By Bridgette Bates | January 21, 2008

The world’s “limitless” flow of water is fast approaching an impasse of existing as a naturally sustainable resource. Director Irena Salina’s latest documentary spans the planet uncovering the state of the substance we all need to survive. Producer Steven Starr, Maude Barlow (National Chairperson for The Council of Canadians, a progressive advocacy group), William E. Marks (the publisher of Water Voices from Around the World), and crew members joined Salina after the film’s premiere to field audience questions about the research behind this crisis and how we can join the startlingly small community who are taking action.

Q: What inspired you to start the research on this topic and do a film?

Salina: I was starting to save articles ... there was a Nation article with the headline, “Who Owns Water? Is It Going to Be the Oil of the 21st Century?” There was a small story five years ago in New Orleans – it was going to be the biggest privatization deal (of water) in America – all the players were there.
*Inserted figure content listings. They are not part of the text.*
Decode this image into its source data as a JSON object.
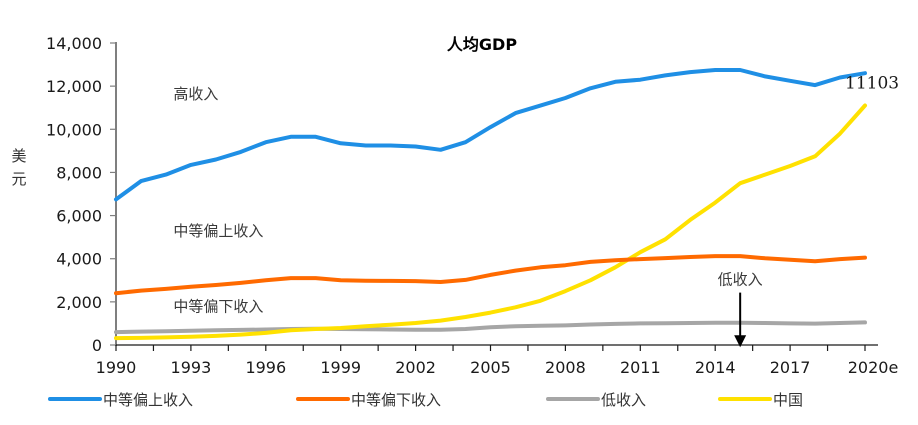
{
  "chart_data": {
    "type": "line",
    "title": "人均GDP",
    "xlabel": "",
    "ylabel": "美元",
    "ylim": [
      0,
      14000
    ],
    "yticks": [
      0,
      2000,
      4000,
      6000,
      8000,
      10000,
      12000,
      14000
    ],
    "ytick_labels": [
      "0",
      "2,000",
      "4,000",
      "6,000",
      "8,000",
      "10,000",
      "12,000",
      "14,000"
    ],
    "xlim": [
      1990,
      2020
    ],
    "xtick_labels": [
      "1990",
      "1993",
      "1996",
      "1999",
      "2002",
      "2005",
      "2008",
      "2011",
      "2014",
      "2017",
      "2020e"
    ],
    "grid": false,
    "legend_position": "bottom",
    "x": [
      1990,
      1991,
      1992,
      1993,
      1994,
      1995,
      1996,
      1997,
      1998,
      1999,
      2000,
      2001,
      2002,
      2003,
      2004,
      2005,
      2006,
      2007,
      2008,
      2009,
      2010,
      2011,
      2012,
      2013,
      2014,
      2015,
      2016,
      2017,
      2018,
      2019,
      2020
    ],
    "series": [
      {
        "name": "中等偏上收入",
        "color": "#1f8fe5",
        "values": [
          6750,
          7600,
          7900,
          8350,
          8600,
          8950,
          9400,
          9650,
          9650,
          9350,
          9250,
          9250,
          9200,
          9050,
          9400,
          10100,
          10750,
          11100,
          11450,
          11900,
          12200,
          12300,
          12500,
          12650,
          12750,
          12750,
          12450,
          12250,
          12050,
          12400,
          12600
        ]
      },
      {
        "name": "中等偏下收入",
        "color": "#ff6a00",
        "values": [
          2400,
          2520,
          2600,
          2700,
          2780,
          2880,
          3000,
          3100,
          3100,
          3000,
          2980,
          2970,
          2960,
          2920,
          3020,
          3250,
          3450,
          3600,
          3700,
          3850,
          3930,
          3980,
          4030,
          4080,
          4120,
          4120,
          4020,
          3950,
          3880,
          3980,
          4050
        ]
      },
      {
        "name": "低收入",
        "color": "#a6a6a6",
        "values": [
          600,
          620,
          640,
          660,
          680,
          700,
          720,
          740,
          750,
          740,
          730,
          720,
          710,
          710,
          740,
          820,
          870,
          890,
          910,
          950,
          980,
          1000,
          1010,
          1020,
          1030,
          1030,
          1020,
          1000,
          990,
          1020,
          1050
        ]
      },
      {
        "name": "中国",
        "color": "#ffe100",
        "values": [
          320,
          330,
          350,
          380,
          420,
          480,
          560,
          680,
          740,
          790,
          870,
          940,
          1020,
          1130,
          1300,
          1500,
          1750,
          2050,
          2500,
          3000,
          3600,
          4300,
          4900,
          5800,
          6600,
          7500,
          7900,
          8300,
          8750,
          9800,
          11103
        ]
      }
    ],
    "annotations": [
      {
        "text": "高收入",
        "x": 1993.5,
        "y": 11400
      },
      {
        "text": "中等偏上收入",
        "x": 1993.5,
        "y": 5050
      },
      {
        "text": "中等偏下收入",
        "x": 1993.5,
        "y": 1550
      },
      {
        "text": "低收入",
        "x": 2015,
        "y": 2800,
        "arrow_to_y": 450
      },
      {
        "text": "11103",
        "x": 2019.8,
        "y": 11900
      }
    ]
  }
}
I was like, ”Oh my God, ‘This is a Molière play... let me go there and try to see what’s happening.’”

Q: Are any of the political parties in this primary year addressing this issue at any level?

“Someone said to me, “I hate you, Irena, because I can’t brush my teeth anymore without turning the tap off,“ and that to me is great.” –Director Irena Salina

Barlow: No, there has been no talk of water. There are 36 states in this country that are on the verge of some type of water crisis. The United States is now sending a third of its water out of national borders in the form of something called “virtual water trade,” which is where a country or community uses its water to produce something it then exports. It is simply untenable to be taking water from the parched areas of this country and sending them away. It’s all about economic globalization and nation-state competition. This region is particularly in danger of the declining snow melt from the Rockies, the crisis of the Colorado River. The reservoirs of Lake Meade and Lake Powell are down below half and are not going to go back up. Being here, I get no sense that anybody knows this. I’m staying in one of those condos and when I turn my shower on it hurts me (the water) is coming out so fast! I think that we in the global north have this notion that whatever we run out of, technology can fix.

Q: For those people who don’t have time to become activists, what does a normal person do?

Salina: There are people in this film who are not activists at all... what about starting local? Someone said to me, “I hate you, Irena, because I can’t brush my teeth anymore without turning the tap off,“ and that to me is great.

Starr: Go to www.flowthefilm.com and there’s a link to action steps which are growing. Article 31 (a petition to add a 31st article to the Universal Declaration of Human Rights, establishing access to clean and potable water as a fundamental human right) can be found there. It’s our hope that even by people thinking about it we can create attention and awareness.